I recently took the CPC exam and I did pay for a review course out of my own pocket  - I thought it was well worth the time and money - I passed the exam!


----------



## kamdajazzy1 (Jun 20, 2011)

*Help!!!*



Jashani1 said:


> I've been doing Billing & Coding for years and have now decided to take the certification test. Would you suggest taking a course or can I just study the book?[/QUOTE
> 
> 
> I took the course in 2006 and work in the billing field since then and now want to do the coding certification. I am working as a biller/coder now for a Dr's office. I am studying to take the exam in Sept but am studying on my own with books from 06 and the AAPC 2011 study guide. Are there any areas that I should focus more on? Do you have any suggestions or advice?


----------



## Jashani1 (Jul 19, 2011)

Thanks everyone for your replies


----------



## btadlock1 (Jul 19, 2011)

Jashani1 said:


> I've been doing Billing & Coding for years and have now decided to take the certification test. Would you suggest taking a course or can I just study the book?
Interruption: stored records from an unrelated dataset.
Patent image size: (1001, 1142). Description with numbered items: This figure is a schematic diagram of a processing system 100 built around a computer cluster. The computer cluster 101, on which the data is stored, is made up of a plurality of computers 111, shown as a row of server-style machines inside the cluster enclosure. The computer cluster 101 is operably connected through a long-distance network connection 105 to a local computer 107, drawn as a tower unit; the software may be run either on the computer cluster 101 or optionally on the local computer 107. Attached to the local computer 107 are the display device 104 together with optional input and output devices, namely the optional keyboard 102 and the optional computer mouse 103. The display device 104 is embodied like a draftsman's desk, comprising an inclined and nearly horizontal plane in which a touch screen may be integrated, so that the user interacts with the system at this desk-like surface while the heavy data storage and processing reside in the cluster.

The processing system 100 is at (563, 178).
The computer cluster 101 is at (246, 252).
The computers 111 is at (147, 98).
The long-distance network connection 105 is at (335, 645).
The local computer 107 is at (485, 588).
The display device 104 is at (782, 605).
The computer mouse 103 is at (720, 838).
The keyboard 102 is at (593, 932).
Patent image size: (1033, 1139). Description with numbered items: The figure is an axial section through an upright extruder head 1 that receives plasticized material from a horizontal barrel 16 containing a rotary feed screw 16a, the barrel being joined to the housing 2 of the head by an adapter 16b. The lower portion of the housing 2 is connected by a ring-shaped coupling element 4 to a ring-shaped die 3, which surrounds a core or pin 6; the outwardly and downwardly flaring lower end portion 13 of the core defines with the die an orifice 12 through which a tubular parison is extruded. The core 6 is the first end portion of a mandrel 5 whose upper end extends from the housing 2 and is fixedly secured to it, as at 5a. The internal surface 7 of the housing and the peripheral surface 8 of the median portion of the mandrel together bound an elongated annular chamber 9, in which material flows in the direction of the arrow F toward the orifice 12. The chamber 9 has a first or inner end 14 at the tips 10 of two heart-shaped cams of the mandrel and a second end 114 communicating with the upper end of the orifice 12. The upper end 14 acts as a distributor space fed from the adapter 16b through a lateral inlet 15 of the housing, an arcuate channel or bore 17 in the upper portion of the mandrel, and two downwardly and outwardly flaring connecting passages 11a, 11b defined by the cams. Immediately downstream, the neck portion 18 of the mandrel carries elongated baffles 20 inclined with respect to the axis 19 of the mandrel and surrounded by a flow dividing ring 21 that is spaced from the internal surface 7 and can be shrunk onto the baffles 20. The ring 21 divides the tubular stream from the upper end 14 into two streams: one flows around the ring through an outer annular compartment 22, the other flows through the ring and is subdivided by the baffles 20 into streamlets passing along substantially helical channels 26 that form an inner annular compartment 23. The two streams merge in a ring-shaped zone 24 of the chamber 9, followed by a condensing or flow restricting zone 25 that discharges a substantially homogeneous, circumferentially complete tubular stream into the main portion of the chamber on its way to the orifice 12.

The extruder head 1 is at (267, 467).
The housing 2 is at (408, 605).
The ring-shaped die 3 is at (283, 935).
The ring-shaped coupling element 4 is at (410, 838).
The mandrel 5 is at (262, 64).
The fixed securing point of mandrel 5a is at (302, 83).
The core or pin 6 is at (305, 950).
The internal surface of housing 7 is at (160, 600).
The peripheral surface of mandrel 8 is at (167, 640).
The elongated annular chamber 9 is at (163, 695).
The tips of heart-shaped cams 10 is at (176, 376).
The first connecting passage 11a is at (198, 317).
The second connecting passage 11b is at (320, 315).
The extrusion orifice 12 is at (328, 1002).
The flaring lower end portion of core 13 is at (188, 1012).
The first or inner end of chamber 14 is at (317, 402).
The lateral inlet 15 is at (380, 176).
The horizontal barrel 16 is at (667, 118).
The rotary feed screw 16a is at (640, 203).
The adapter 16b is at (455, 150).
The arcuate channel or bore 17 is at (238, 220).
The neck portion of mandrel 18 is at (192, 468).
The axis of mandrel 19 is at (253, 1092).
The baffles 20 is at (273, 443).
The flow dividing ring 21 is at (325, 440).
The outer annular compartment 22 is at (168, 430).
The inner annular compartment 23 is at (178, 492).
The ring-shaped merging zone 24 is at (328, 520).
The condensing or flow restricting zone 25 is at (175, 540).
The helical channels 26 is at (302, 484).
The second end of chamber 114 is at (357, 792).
Buy the practice tests and take those - if you do well on them, just take the test. If they're harder than you expected, then get the study guide. You get 2 shots at taking the exam. Good luck!


----------



## bill2doc (Jul 25, 2011)

Jashani1 - Can you please update the group on what you decide and what route you take.  I too have been billing/coding for years and have always wanted to become certified but unsure of the path to take.  I've only done billing/coding for private practice/professional services so I'm sure there is A LOT that I'm missing.  Thanks for sharing


----------



## Jashani1 (Jul 25, 2011)

Thanks everyone for your feedback.

Guru

I decided to purchase the Study Guide and the online exam and go from there. I will keep you posted.


----------